Children still recruited into DRC’s war ranks

afrol News, 15 February - Youngsters are still being recruited within the ranks of both the rebels and the national army, despite efforts to end the use of child soldiers in the war-torn east of the Democratic Republic of the Congo (DRC), with girls at particular risk of becoming sex slaves and less likely to be released, the United Nations Children’s Fund (UNICEF) has said.

“Used as combatants, labour and sex slaves, victims of months-long violence and rape, girls are all too rarely freed by the armed forces and groups,” UNICEF said in a news release in Goma, eastern DRC, marking the International Day against the use of Child Soldiers, noting that only 20 percent of freed children under the agency’s care were girls.

While welcoming Government efforts, including the adoption of a law punishing recruiters of child soldiers with 20 years in prison, UNICEF noted that children were still being recruited or forced into the national army and armed groups.

In a message marking the Day at the weekend, Grand Duchess Maria Teresa of Luxembourg, UNICEF Eminent Advocate for Children, noted that nearly 250,000 child soldiers are serving in various conflicts around the world. “Oblivious to danger in the face of death, easily impressionable and vulnerable, children are the expendable pawns in a deadly game orchestrated by adults,” she said.

Since 2004 more than 36,000 children in the DRC have been rescued from armed forces and groups, mostly in the east.

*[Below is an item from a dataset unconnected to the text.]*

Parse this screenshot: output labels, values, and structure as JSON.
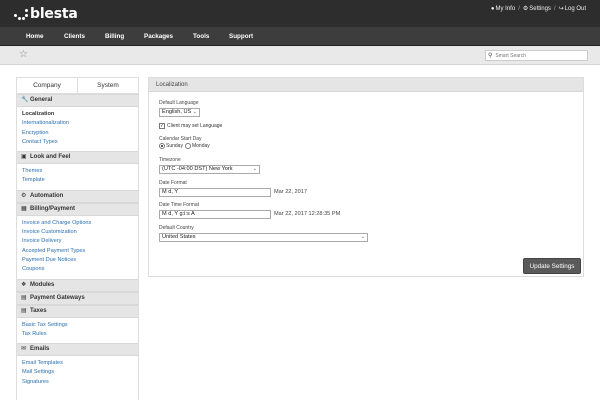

In 2000, nearly 6,000 youngsters were freed, but only 1,222 of these were girls.

“The place for children, whether boys or girls, is within the family, never within an armed group,” UNICEF Country Representative Pierette Vu Thi said. “All children, and especially young girls, associated with armed forces and groups are traumatized by their experience and need very special care. It is vital that they return to a child’s life as quickly as possible.”

Earlier last week the UN Population Fund (UNFPA) reported that the number of women raped in eastern DRC topped 8,000 last year. Although the mainly Rwandan ethnic Hutu rebel militia, known as the Forces démocratiques de libération du Rwanda (FDLR), which has been operating in the DRC since 1994 Rwandan genocide, are thought to be responsible for most rapes, members of the national army are also guilty of sexual abuse, it added.